Sugar and Hypoxia Signaling in Plants Mechanism of Root Development

Rice is the major dietary staple for nearly half of humanity. Developing technologies for breeding rice tolerant to multiple stresses while maintaining high productivity is important. Rice is also a powerful model for studying gene functions in cereals.

  • (1) Regulation of sugar homeostasis - Sugar homeostasis is crucial for growth, stress tolerance and productivity. We study regulatory mechanisms of sugar homeostasis linked to abiotic stress tolerance and productivity in rice.

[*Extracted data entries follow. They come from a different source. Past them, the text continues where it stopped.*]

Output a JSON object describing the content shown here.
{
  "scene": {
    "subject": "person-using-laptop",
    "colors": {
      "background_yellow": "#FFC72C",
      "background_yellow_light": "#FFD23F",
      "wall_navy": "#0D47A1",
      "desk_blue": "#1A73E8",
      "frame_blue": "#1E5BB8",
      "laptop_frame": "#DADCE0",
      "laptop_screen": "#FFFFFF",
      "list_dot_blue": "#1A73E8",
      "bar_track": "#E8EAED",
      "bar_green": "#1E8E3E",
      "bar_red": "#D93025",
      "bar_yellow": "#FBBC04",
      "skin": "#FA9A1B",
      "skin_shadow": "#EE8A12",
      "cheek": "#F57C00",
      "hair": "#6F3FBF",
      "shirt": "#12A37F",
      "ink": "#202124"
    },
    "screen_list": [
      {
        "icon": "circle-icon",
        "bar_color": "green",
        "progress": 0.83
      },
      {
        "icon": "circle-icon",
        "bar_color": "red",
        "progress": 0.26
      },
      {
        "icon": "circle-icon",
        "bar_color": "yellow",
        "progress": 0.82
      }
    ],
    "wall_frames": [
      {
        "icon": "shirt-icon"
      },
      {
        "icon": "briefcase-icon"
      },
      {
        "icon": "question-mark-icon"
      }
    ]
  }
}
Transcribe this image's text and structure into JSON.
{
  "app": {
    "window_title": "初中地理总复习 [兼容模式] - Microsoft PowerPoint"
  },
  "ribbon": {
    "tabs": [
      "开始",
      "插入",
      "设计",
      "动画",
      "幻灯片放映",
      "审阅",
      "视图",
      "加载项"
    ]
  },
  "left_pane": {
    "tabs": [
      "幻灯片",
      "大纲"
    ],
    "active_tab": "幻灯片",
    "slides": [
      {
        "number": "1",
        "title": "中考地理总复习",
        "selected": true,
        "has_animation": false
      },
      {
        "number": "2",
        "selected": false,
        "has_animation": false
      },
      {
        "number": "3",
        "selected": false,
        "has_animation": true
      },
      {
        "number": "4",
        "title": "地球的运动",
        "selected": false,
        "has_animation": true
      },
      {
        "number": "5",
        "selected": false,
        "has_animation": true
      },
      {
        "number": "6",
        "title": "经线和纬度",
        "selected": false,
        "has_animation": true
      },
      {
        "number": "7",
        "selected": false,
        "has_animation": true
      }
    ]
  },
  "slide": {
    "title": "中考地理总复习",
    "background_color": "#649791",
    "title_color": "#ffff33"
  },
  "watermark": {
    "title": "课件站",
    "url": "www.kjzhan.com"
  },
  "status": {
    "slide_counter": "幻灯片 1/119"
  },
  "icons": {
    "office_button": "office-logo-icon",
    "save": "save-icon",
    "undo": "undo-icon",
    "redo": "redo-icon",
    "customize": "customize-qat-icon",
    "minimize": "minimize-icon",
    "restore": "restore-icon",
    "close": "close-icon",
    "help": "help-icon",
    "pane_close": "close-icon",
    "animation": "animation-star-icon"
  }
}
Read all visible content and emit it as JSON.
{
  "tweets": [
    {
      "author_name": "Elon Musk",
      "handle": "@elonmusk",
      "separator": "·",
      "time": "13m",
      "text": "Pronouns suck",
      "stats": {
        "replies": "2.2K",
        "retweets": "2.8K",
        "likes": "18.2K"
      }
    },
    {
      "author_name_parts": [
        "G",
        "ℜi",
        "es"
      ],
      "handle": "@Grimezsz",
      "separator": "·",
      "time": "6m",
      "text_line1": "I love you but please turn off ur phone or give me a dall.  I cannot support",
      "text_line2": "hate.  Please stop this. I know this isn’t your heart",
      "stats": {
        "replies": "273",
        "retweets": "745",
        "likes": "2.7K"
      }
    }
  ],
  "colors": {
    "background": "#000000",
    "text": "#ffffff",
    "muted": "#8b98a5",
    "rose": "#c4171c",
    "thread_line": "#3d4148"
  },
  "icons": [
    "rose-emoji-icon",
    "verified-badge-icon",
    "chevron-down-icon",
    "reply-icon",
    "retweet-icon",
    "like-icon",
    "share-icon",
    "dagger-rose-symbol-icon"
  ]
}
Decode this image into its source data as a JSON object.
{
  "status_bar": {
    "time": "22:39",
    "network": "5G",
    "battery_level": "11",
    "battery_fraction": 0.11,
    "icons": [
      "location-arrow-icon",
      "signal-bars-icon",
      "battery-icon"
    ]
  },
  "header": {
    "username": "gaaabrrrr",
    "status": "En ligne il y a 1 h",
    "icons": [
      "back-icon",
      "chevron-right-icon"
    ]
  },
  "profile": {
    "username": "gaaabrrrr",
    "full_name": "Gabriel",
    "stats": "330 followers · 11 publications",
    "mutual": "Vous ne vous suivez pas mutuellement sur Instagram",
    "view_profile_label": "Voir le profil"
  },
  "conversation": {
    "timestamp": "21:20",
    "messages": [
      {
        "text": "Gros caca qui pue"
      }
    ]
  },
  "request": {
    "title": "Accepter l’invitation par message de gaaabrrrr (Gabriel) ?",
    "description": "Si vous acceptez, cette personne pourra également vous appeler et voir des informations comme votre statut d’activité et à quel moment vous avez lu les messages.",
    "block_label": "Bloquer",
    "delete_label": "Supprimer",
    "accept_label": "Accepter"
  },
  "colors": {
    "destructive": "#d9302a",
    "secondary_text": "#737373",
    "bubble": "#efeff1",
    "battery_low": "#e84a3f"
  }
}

  • (2) Hypoxia signaling and regulation - Most terrestrial plants are extremely vulnerable to flooding due to limited O2 for respiration in tissues submerged underwater. Rice is unique for its ability to germinate underwater and grow in water-logged soil. We study the mechanism of low O2 sensing and signaling that regulate hormone-dependent anatomical and metabolic adaptation to flooding in rice.
  • (3) Root development and stress tolerance - Root architecture is essential for water/nutrient uptake that impacts growth rate, tolerance to drought and flooding, and productivity in plants. We study mechanisms regulating root architecture in response to drought and flooding.
  • (4) Rice functional genomics – We generated a rice mutant population of 100,000 T-DNA-tagged gene activation/ knockout lines and a database of 60,000 T-DNA tagged rice genome sequences. This genetic resource, the Taiwan Rice Insertional Mutant (TRIM) population, is used worldwide for rice functional genomics research.